Cotton futures for May delivery ended 3.5% higher at $2.0596 a pound after falling 0.2% the previous trading session.

Cotton prices were firming up on official data showing heavy rains will the major agricultural region of eastern Australia -- just as the harvests are set to begin -- in the coming months through June.

Both the British pound sterling and the Australian dollar were gaining against the U.S. dollar amid easing concerns about Japan's nuclear issues and strong inflation data from the U.K.

The pound was strengthening against the dollar by 0.4% at $1.6381 and the Australian dollar was up 0.5% at $1.01143.

U.K. inflation jumped to a 28-month high at 4.4% in February, stoking expectations inflation hawks will only grow louder in the coming weeks.

The higher-yielding Australian dollar gained momentum against its U.S. counterpart as the Nikkei led Asian equities advances earlier, restoring certainty in the markets in the aftermath of the massive earthquake and tsunami.

Catastrophe bonds with Japanese exposure, issued by reinsurers such as Munich Re and Swiss Re ( SWCEY) may escape from the Japan earthquake unscathed, according to Bloomberg.

Catastrophe bond returns compare with global gains of 54% since March 2006 for Bank of America's ( BAC) Global High-Yield Index and the UBS ( UBS) Bloomberg Constant Maturity Commodity Index, according to Bloomberg.

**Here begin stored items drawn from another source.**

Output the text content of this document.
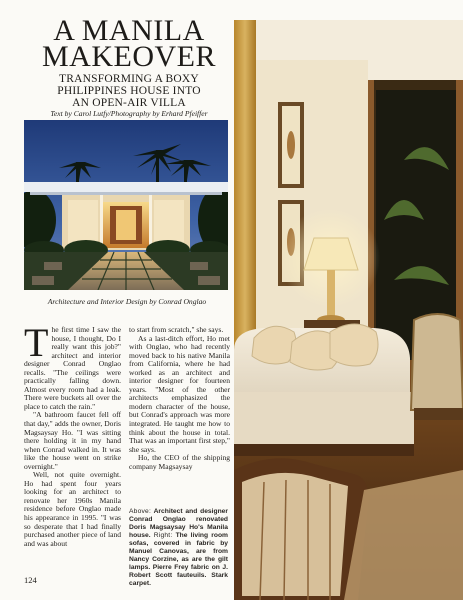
A MANILA
MAKEOVER
TRANSFORMING A BOXY
PHILIPPINES HOUSE INTO
AN OPEN-AIR VILLA
Text by Carol Lutfy/Photography by Erhard Pfeiffer
Architecture and Interior Design by Conrad Onglao

The first time I saw the house, I thought, Do I really want this job?" architect and interior designer Conrad Onglao recalls. "The ceilings were practically falling down. Almost every room had a leak. There were buckets all over the place to catch the rain."

"A bathroom faucet fell off that day," adds the owner, Doris Magsaysay Ho. "I was sitting there holding it in my hand when Conrad walked in. It was like the house went on strike overnight."

Well, not quite overnight. Ho had spent four years looking for an architect to renovate her 1960s Manila residence before Onglao made his appearance in 1995. "I was so desperate that I had finally purchased another piece of land and was about

to start from scratch," she says.

As a last-ditch effort, Ho met with Onglao, who had recently moved back to his native Manila from California, where he had worked as an architect and interior designer for fourteen years. "Most of the other architects emphasized the modern character of the house, but Conrad's approach was more integrated. He taught me how to think about the house in total. That was an important first step," she says.

Ho, the CEO of the shipping company Magsaysay

Above: Architect and designer Conrad Onglao renovated Doris Magsaysay Ho's Manila house. Right: The living room sofas, covered in fabric by Manuel Canovas, are from Nancy Corzine, as are the gilt lamps. Pierre Frey fabric on J. Robert Scott fauteuils. Stark carpet.
124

When the earthquake hit, Reuters reported that eight related catastrophe bond transactions involving major reinsurers -- and totaling more than $1 billion in value -- may have been triggered. In high-yielding catastrophe bonds, issuers may be forgiven of interest or principal payments to their lenders if the borrowers suffered losses from the catastrophe defined within the terms of the bond agreement. In this case, they were feared to be facing big losses from the 8.9 magnitude earth quake. Bond issuers named by Reuters included Munich Re, Scor ( SCRYY) ( SZCRF ), Flagstone Reinsurance ( FSR) and Swiss Re.